In “It’s Alive!”, I too become a consequence of man’s actions, leading to their own destruction. Due to the oppression of women globally, the population of roughly 3 billion men is going up in flames, along with the inequalities, misogyny, and policing in the form of beauty standards, reproduction, and sexuality they created.
In the same fully saturated color palette of my last series, BINARY, the oil painting consists of a completely nude version of myself and towering in scale with a burning city behind me. Several references to the original Godzilla King of the Monsters are present in the painting, from the composition to the text boxes, one reading “CIVILIZATION CRUMBLES as it’s ass and tits blast a pop. of 3 billion from the face of the earth!” This body of work emphasizes a push and pull of repulsion and attraction in the form of horror and humor.
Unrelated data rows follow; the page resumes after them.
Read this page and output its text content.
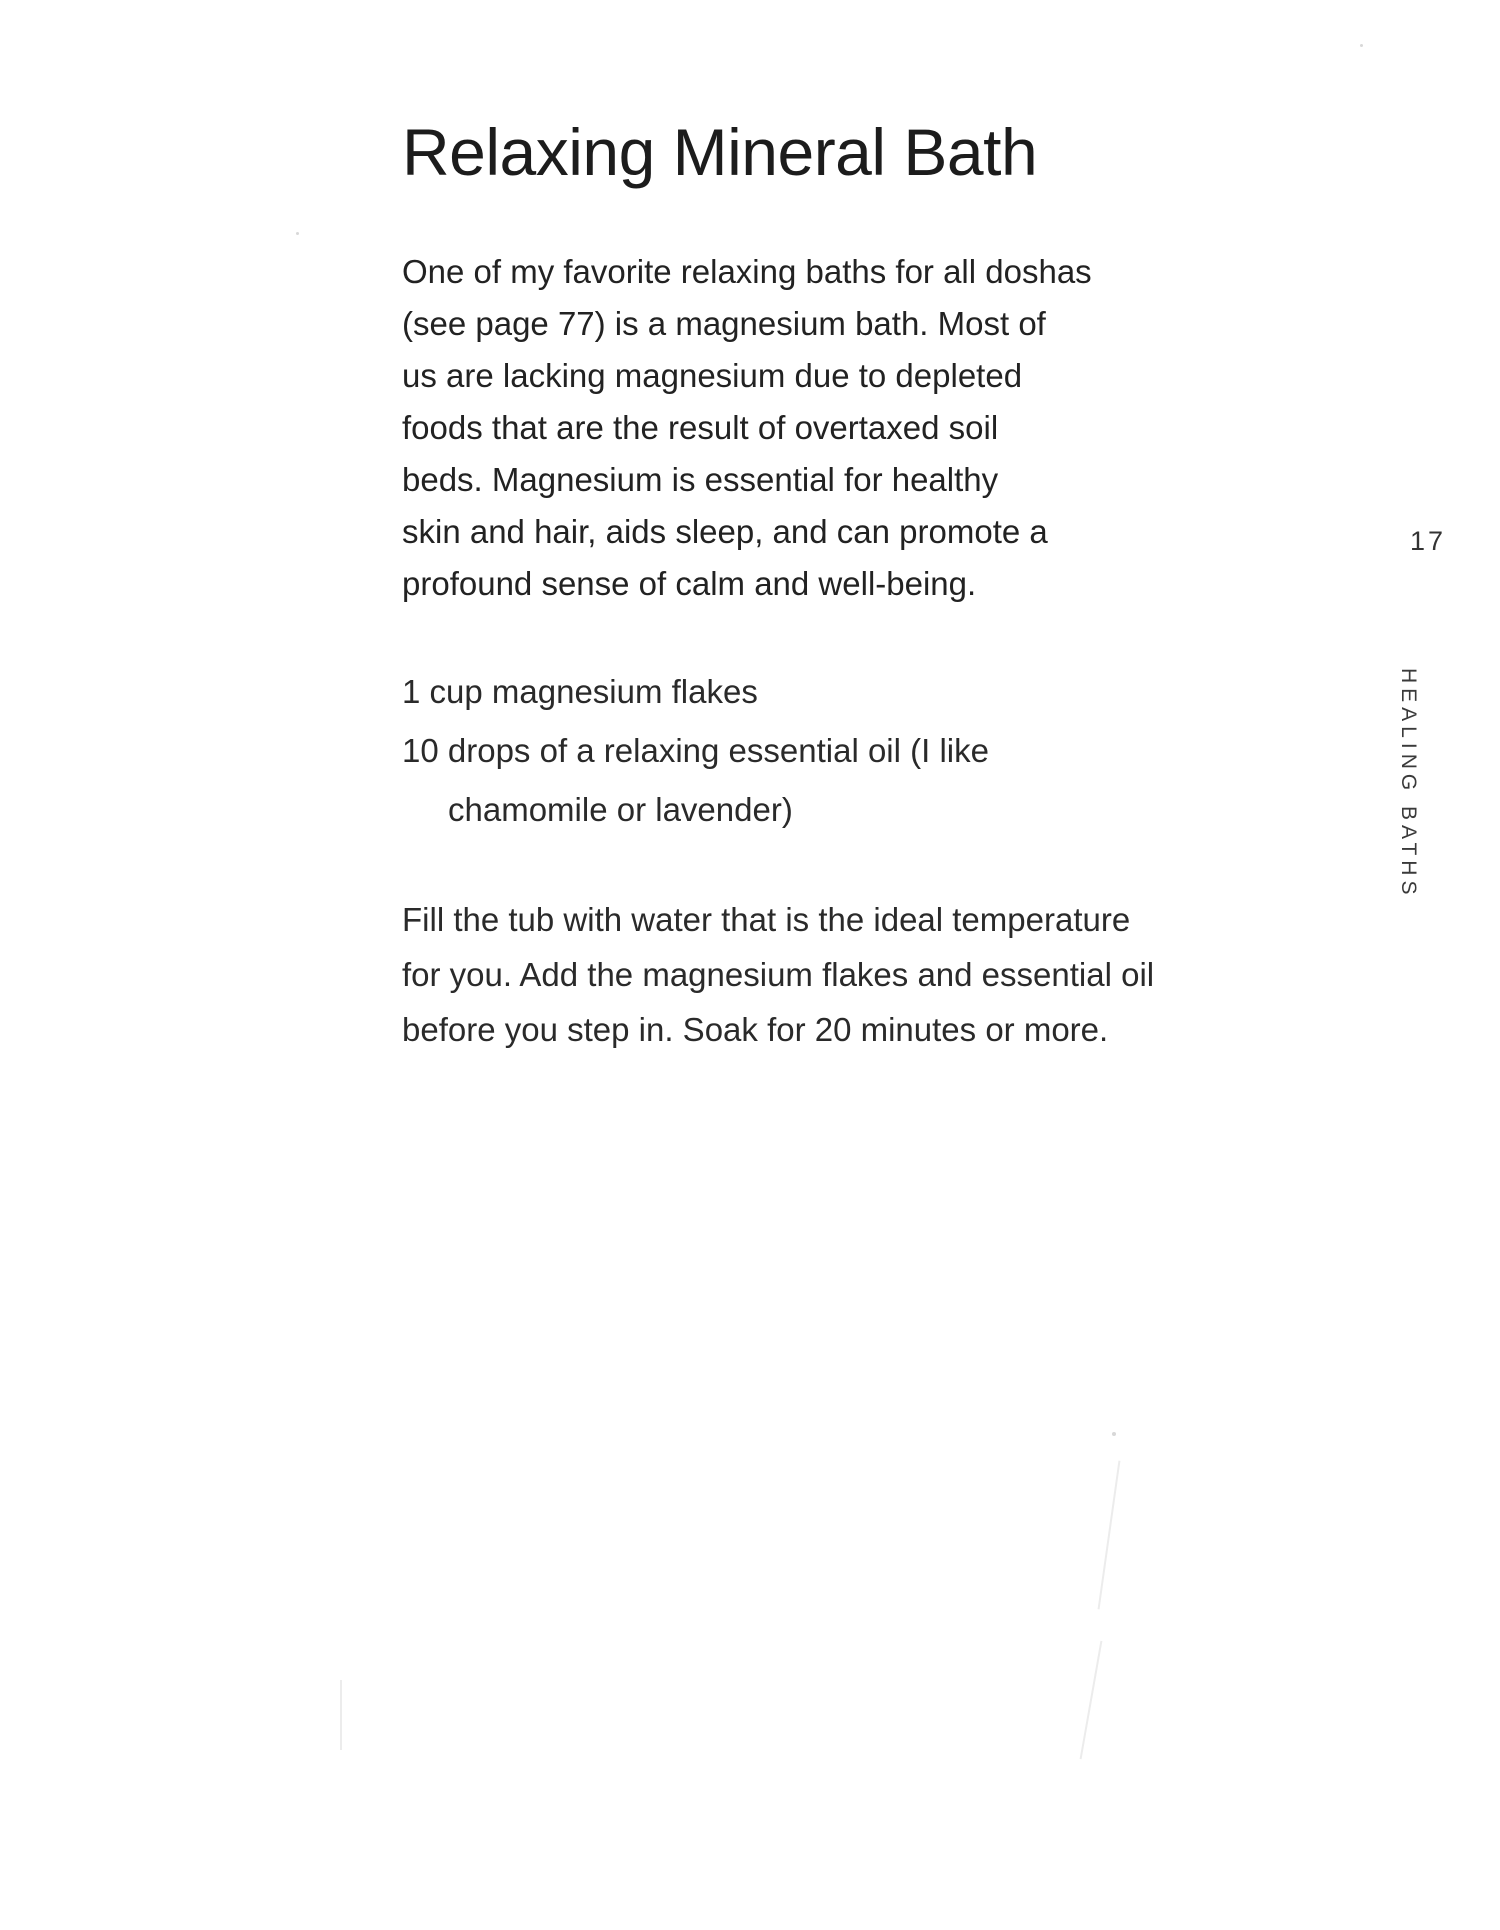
Relaxing Mineral Bath

One of my favorite relaxing baths for all doshas
(see page 77) is a magnesium bath. Most of
us are lacking magnesium due to depleted
foods that are the result of overtaxed soil
beds. Magnesium is essential for healthy
skin and hair, aids sleep, and can promote a
profound sense of calm and well-being.

1 cup magnesium flakes
10 drops of a relaxing essential oil (I like
chamomile or lavender)

Fill the tub with water that is the ideal temperature
for you. Add the magnesium flakes and essential oil
before you step in. Soak for 20 minutes or more.

17
HEALING BATHS
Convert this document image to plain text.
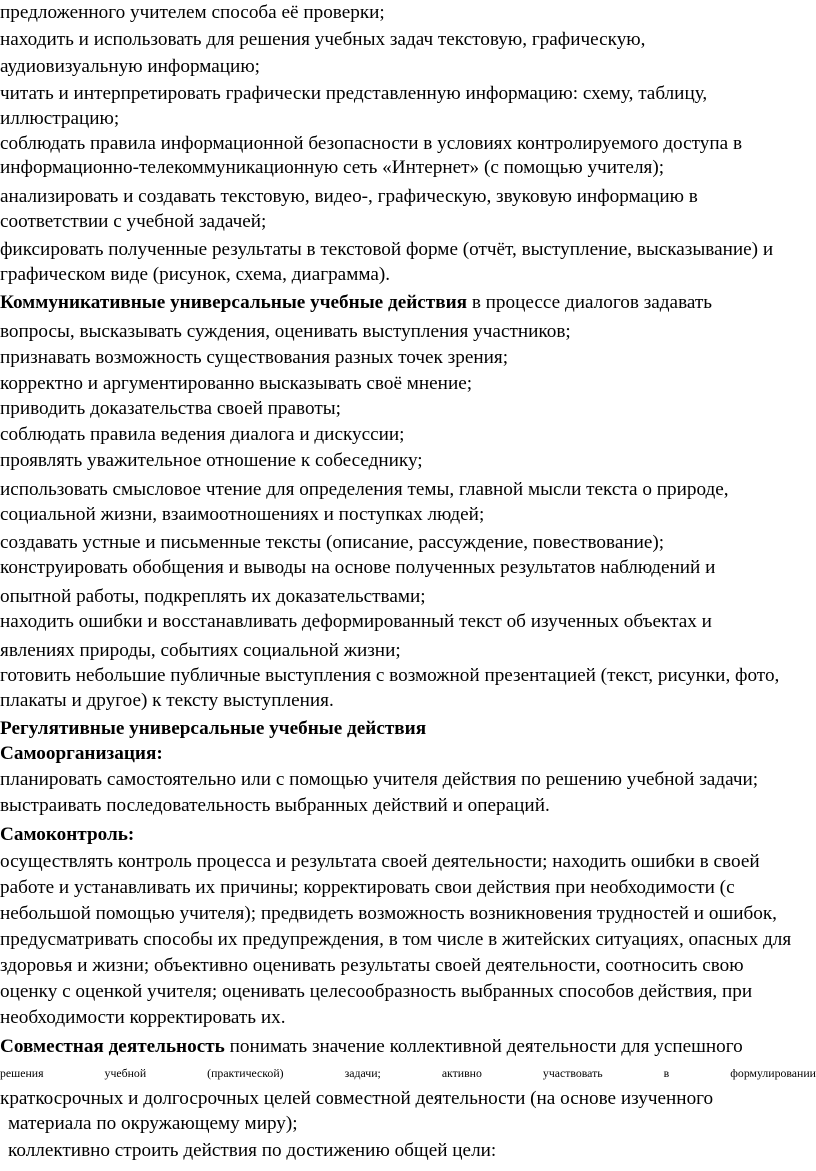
предложенного учителем способа её проверки;
находить и использовать для решения учебных задач текстовую, графическую,
аудиовизуальную информацию;
читать и интерпретировать графически представленную информацию: схему, таблицу,
иллюстрацию;
соблюдать правила информационной безопасности в условиях контролируемого доступа в
информационно-телекоммуникационную сеть «Интернет» (с помощью учителя);
анализировать и создавать текстовую, видео-, графическую, звуковую информацию в
соответствии с учебной задачей;
фиксировать полученные результаты в текстовой форме (отчёт, выступление, высказывание) и
графическом виде (рисунок, схема, диаграмма).
Коммуникативные универсальные учебные действия в процессе диалогов задавать
вопросы, высказывать суждения, оценивать выступления участников;
признавать возможность существования разных точек зрения;
корректно и аргументированно высказывать своё мнение;
приводить доказательства своей правоты;
соблюдать правила ведения диалога и дискуссии;
проявлять уважительное отношение к собеседнику;
использовать смысловое чтение для определения темы, главной мысли текста о природе,
социальной жизни, взаимоотношениях и поступках людей;
создавать устные и письменные тексты (описание, рассуждение, повествование);
конструировать обобщения и выводы на основе полученных результатов наблюдений и
опытной работы, подкреплять их доказательствами;
находить ошибки и восстанавливать деформированный текст об изученных объектах и
явлениях природы, событиях социальной жизни;
готовить небольшие публичные выступления с возможной презентацией (текст, рисунки, фото,
плакаты и другое) к тексту выступления.
Регулятивные универсальные учебные действия
Самоорганизация:
планировать самостоятельно или с помощью учителя действия по решению учебной задачи;
выстраивать последовательность выбранных действий и операций.
Самоконтроль:
осуществлять контроль процесса и результата своей деятельности; находить ошибки в своей
работе и устанавливать их причины; корректировать свои действия при необходимости (с
небольшой помощью учителя); предвидеть возможность возникновения трудностей и ошибок,
предусматривать способы их предупреждения, в том числе в житейских ситуациях, опасных для
здоровья и жизни; объективно оценивать результаты своей деятельности, соотносить свою
оценку с оценкой учителя; оценивать целесообразность выбранных способов действия, при
необходимости корректировать их.
Совместная деятельность понимать значение коллективной деятельности для успешного
решения учебной (практической) задачи; активно участвовать в формулировании
краткосрочных и долгосрочных целей совместной деятельности (на основе изученного
материала по окружающему миру);
коллективно строить действия по достижению общей цели:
Men are seen fleeing at the bottom of the painting and the narrative of who to fear has been reversed. I’m tired of living in fear that a man might “lose control” and attack me in a dark alleyway while I’m alone on a trail wearing my headphones or when he’s drunk and I turn away his advances. These are real stories that happen every day. In this narrative, women are no longer being raped and murdered at the hands of men. In this narrative, it’s time for men to start living in fear of women, INCREDIBLE, UNSTOPPABLE TITANS OF TERROR!
Attack of the 300 lb Woman!
INCREDIBLE, UNSTOPPABLE TITAN OF TERROR!